The partial skeletons of a juvenile male and adult female are thought to be 1.9 million years old and have shed further light on the evolution of humans.
The ABC reports they were found in a cave called Malapa in the Cradle of Humankind World Heritage Area.
Two papers published in the journal Science describe the fossils, which have been called Australopithecus sediba.
The skeletons were found close together in sediments dated between 1.78 and 1.95 million years old.
The first bone was picked up by the son of Professor Lee Berger from the University of Witwatersrand.
Matthew, aged nine, says he thought he had discovered an animal bone.

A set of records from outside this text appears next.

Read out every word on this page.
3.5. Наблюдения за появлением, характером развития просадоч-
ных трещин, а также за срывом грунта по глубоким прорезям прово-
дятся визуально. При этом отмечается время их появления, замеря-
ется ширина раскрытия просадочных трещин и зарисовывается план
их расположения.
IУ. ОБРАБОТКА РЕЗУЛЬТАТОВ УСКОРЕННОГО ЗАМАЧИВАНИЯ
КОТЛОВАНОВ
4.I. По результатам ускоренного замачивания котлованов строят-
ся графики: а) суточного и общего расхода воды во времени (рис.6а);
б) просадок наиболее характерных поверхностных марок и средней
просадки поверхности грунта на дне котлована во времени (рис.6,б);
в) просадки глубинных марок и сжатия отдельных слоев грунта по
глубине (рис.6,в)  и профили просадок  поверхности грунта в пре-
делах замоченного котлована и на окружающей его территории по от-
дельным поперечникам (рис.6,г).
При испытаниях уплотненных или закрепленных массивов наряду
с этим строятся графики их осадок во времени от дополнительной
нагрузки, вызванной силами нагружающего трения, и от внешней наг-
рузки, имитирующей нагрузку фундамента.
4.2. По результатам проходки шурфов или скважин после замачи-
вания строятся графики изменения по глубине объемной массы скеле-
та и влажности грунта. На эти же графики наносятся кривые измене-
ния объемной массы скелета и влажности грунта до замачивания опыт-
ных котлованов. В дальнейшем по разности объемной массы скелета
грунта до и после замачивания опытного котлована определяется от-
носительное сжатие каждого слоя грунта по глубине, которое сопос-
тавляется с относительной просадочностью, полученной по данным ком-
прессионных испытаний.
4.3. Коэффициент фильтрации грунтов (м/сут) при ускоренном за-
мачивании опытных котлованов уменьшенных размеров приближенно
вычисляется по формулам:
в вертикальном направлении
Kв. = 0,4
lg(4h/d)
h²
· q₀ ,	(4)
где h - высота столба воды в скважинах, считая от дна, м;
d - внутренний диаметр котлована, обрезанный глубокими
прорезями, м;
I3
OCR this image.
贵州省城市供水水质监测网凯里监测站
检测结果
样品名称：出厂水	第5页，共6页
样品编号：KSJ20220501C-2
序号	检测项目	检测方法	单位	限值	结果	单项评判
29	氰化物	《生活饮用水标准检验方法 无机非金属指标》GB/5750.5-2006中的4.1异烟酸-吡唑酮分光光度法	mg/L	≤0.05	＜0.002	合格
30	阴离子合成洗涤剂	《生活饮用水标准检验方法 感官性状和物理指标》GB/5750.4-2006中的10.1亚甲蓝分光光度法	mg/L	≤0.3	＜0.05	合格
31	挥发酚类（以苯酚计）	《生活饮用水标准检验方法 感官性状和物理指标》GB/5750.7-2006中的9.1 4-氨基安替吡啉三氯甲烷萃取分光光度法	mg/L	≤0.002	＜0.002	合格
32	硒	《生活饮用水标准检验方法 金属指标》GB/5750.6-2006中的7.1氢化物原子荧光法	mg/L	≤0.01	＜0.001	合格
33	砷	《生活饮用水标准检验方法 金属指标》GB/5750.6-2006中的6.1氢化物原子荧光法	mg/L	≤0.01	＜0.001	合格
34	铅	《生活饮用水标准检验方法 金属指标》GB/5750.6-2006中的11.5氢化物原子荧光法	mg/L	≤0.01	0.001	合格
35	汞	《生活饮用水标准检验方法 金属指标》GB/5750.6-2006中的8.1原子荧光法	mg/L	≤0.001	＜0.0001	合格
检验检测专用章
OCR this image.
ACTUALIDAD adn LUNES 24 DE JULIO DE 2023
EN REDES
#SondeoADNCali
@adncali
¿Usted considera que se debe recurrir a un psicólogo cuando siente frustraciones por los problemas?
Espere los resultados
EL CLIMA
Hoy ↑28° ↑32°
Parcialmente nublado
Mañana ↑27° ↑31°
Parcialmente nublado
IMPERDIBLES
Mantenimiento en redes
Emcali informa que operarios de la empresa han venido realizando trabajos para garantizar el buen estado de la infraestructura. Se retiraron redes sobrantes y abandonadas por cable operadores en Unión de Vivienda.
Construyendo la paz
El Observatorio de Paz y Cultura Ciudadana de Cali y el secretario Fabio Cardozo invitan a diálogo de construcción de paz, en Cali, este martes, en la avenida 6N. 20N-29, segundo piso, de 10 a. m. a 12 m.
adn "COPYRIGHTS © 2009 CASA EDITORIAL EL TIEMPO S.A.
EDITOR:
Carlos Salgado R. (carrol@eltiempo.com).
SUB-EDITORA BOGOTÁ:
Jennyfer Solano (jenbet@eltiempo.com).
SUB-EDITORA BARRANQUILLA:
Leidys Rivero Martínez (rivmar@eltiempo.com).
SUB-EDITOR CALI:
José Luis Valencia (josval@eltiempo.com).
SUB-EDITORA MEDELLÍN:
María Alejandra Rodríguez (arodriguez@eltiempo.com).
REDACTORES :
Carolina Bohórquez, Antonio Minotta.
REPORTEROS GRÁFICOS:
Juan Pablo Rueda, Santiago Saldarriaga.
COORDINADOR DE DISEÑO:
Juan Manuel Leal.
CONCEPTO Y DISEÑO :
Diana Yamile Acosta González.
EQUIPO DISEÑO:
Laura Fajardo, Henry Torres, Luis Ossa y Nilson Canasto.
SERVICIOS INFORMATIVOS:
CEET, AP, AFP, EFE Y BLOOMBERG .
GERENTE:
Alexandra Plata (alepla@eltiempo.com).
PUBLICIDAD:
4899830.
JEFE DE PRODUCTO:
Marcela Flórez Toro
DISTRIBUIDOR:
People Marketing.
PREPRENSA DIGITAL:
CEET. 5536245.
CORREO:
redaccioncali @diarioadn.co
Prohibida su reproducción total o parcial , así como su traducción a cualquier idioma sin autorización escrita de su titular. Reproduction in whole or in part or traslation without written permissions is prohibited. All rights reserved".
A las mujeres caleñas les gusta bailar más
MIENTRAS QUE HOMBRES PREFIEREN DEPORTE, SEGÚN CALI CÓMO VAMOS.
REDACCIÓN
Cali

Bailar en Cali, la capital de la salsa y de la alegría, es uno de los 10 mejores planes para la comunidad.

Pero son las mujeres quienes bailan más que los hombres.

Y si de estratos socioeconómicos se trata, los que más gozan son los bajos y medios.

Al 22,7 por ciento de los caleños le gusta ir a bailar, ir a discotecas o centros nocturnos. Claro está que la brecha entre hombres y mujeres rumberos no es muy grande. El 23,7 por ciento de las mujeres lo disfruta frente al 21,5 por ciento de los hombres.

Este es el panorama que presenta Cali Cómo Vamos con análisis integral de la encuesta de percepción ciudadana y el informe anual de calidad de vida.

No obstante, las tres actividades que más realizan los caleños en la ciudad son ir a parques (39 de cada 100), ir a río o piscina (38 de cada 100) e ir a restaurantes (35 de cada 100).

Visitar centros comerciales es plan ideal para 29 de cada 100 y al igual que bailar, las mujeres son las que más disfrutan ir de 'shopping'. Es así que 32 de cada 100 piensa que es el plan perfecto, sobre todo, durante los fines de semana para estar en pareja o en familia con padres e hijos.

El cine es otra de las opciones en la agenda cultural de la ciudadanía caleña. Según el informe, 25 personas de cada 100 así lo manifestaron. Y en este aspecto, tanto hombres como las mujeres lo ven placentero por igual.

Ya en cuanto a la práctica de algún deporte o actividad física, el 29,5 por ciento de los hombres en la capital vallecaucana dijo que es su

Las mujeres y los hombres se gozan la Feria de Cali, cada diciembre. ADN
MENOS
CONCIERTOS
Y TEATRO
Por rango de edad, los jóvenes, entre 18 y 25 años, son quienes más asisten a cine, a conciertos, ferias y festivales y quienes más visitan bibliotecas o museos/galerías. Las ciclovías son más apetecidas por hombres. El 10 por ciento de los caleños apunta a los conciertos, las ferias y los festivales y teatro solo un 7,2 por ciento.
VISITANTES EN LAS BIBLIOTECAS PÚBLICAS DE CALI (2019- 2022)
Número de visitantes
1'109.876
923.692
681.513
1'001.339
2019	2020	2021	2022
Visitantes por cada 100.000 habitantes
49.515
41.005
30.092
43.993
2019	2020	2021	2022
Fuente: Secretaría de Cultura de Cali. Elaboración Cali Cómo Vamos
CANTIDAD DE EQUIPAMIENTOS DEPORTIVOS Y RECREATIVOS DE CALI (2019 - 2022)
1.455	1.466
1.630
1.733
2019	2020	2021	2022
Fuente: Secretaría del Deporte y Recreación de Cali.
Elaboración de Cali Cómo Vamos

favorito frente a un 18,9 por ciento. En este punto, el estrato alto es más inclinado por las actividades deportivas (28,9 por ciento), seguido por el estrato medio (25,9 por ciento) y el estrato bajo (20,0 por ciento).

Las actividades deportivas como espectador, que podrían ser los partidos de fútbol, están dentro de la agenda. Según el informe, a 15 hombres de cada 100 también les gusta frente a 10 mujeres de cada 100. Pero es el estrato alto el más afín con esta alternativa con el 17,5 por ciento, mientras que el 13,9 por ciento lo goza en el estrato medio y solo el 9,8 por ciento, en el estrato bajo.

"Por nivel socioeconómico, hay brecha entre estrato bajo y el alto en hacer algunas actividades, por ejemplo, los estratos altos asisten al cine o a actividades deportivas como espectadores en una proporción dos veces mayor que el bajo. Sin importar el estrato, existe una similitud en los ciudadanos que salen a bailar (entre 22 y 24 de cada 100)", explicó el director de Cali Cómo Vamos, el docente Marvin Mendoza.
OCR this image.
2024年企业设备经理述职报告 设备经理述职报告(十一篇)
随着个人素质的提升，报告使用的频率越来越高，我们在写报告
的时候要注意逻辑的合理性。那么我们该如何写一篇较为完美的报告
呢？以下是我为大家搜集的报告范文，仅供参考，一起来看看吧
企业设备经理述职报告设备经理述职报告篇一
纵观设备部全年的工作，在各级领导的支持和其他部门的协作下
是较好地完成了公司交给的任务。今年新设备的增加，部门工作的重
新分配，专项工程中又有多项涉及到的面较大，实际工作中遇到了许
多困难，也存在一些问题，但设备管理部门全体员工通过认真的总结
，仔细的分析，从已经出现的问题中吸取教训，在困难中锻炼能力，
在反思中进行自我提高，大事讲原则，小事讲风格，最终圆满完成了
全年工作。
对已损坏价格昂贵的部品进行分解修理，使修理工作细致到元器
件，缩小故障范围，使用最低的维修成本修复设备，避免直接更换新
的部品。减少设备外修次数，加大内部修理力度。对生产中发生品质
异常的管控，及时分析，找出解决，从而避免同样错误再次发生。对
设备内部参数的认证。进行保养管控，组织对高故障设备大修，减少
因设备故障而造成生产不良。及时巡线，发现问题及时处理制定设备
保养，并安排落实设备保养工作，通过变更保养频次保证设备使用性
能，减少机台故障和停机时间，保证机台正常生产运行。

Fossils of at least 25 animals were also found in the cave, including large-toothed cats, a brown hyena, a wild dog, antelopes and a horse.
Dr Andy Herries of the University of New South Wales in Sydney says the new fossils add to an increasingly complicated picture on the evolution of humans (Homo sapiens).
Dr Herries says most scientists believe the genus Homo evolved from the genus Australopithecus and until now the most likely candidate was Australopithecus africanus.
He says Australopithecus sediba had a small brain like the primitive Australopithecus africanus, which died out around 2.1 million years ago.
But other features, especially its pelvis, are similar to Homo erectus which appeared around 1.8 million years ago.
"It would have walked in a very modern way," Dr Herries said.
He says the features of the new species are an intermediate between Australopithecus africanus and Homo erectus, suggesting it provides a link between them.